Revealing and analyzing microbial networks: a computational journey

Nom de l'orateur
Damien Eveillard
Etablissement de l'orateur
LINA - Université de Nantes
Date et heure de l'exposé
Lieu de l'exposé
Salle des séminaires

Understanding interactions between microbial communities and their environment well enough to be able to predict diversity on the basis of physicochemical parameters is a fundamental pursuit of microbial ecology that still eludes us. However, modeling microbial communities is a complicated task, because (i) communities are complex, (ii) most are described qualitatively, and (iii) quantitative understanding of the way communities interacts with their surroundings remains incomplete. Within this seminar, we will illustrate recent and complementary computational modelings that aim to overcome these points in different manners, promoting the recent field called systems ecology.

First, we will present a network analysis that focus on the biological carbon pump in the global ocean. The biological carbon pump is the process by which photosynthesis transforms CO2 to organic carbon sinking to the deep-ocean as particles where it is sequestered. While the intensity of the pump correlate to plankton community composition, the underlying ecosystem structure and interactions driving this process remain largely uncharacterized. We will show that the abundances of just a few bacterial and viral genes elucidate ecosystem behaviors and present a case study for scaling biological modelings from genes-to-ecosystems. Second, we will emphasize the functional role of bacteria within a natural community by proposing a graph-based modeling combined with a combinatorial optimization technique. Such an approach depicts from genome-scale knowledge, the respective role of microbial strains to catalyze environmental processes. Finally, we will show preliminary results on a probabilistic modeling that predicts microbial community structure across observed physicochemical data, from a putative network and partial quantitative knowledge. This modeling shows that, despite distinct quantitative environmental perturbations, the constraints on a community structure could remain stable.
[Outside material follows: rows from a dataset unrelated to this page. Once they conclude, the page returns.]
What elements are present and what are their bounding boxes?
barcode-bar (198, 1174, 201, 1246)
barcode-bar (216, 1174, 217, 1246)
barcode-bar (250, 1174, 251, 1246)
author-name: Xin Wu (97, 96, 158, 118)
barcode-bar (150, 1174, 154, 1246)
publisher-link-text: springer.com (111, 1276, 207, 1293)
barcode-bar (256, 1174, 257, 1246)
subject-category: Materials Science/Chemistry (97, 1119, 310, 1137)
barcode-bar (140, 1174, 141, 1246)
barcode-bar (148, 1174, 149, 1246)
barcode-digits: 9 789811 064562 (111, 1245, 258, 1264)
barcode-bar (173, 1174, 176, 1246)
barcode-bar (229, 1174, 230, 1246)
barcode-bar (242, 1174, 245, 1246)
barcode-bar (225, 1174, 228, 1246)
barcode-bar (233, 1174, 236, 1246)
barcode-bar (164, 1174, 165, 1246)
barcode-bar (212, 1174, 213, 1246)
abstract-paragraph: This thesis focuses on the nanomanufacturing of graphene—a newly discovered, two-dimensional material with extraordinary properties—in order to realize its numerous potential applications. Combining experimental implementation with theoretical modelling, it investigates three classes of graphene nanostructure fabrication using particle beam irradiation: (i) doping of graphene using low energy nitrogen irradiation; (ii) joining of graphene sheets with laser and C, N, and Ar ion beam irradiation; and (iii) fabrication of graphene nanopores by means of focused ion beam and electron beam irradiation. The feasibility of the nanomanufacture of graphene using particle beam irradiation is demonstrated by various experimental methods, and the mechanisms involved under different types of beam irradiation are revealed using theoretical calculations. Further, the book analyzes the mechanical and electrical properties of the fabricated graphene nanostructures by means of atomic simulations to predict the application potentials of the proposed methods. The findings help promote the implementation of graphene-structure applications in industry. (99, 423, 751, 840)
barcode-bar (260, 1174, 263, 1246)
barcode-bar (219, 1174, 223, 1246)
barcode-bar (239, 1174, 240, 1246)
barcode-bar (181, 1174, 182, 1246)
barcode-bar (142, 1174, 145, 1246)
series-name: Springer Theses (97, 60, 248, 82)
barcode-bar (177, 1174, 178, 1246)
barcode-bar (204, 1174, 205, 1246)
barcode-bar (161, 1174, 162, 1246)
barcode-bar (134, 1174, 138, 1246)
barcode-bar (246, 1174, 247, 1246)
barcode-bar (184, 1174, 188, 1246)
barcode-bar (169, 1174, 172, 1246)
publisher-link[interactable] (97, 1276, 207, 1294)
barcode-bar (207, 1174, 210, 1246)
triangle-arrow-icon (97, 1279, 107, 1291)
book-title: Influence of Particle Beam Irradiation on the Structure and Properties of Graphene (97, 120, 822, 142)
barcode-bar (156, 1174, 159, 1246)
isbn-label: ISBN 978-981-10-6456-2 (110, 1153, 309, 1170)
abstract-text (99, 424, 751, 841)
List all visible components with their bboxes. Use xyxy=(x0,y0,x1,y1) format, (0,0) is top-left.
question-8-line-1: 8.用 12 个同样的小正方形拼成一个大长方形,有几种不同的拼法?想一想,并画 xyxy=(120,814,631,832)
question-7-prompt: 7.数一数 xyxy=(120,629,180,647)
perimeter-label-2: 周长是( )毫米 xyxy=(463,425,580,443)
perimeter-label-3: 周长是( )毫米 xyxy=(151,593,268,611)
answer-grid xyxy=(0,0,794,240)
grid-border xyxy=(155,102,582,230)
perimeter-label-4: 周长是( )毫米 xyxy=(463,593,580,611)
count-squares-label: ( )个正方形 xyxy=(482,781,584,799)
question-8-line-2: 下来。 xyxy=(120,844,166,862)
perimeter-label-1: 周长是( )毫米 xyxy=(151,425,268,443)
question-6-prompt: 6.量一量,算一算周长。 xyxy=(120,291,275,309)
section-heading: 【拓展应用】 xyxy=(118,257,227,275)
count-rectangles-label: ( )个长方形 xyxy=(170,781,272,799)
Related references: Guidi, L., Chaffron, S., Bittner, L., Eveillard, D., Larhlimi, A., Roux, S., et al. (2016). Plankton networks driving carbon export in the oligotrophic ocean. Nature, 532, 465–470. Bordron, P., Latorre, M., Cortés, M.P., González, M., Thiele, S., Siegel, A., et al. (2016). Putative bacterial interactions from metagenomic knowledge with an integrative systems ecology approach. Microbiologyopen, 5, 106–117. Bourdon, J., Eveillard, D. & Siegel, A. (2011). Integrating quantitative knowledge into a qualitative gene regulatory network. PLoS Comput Biol, 7, e1002157.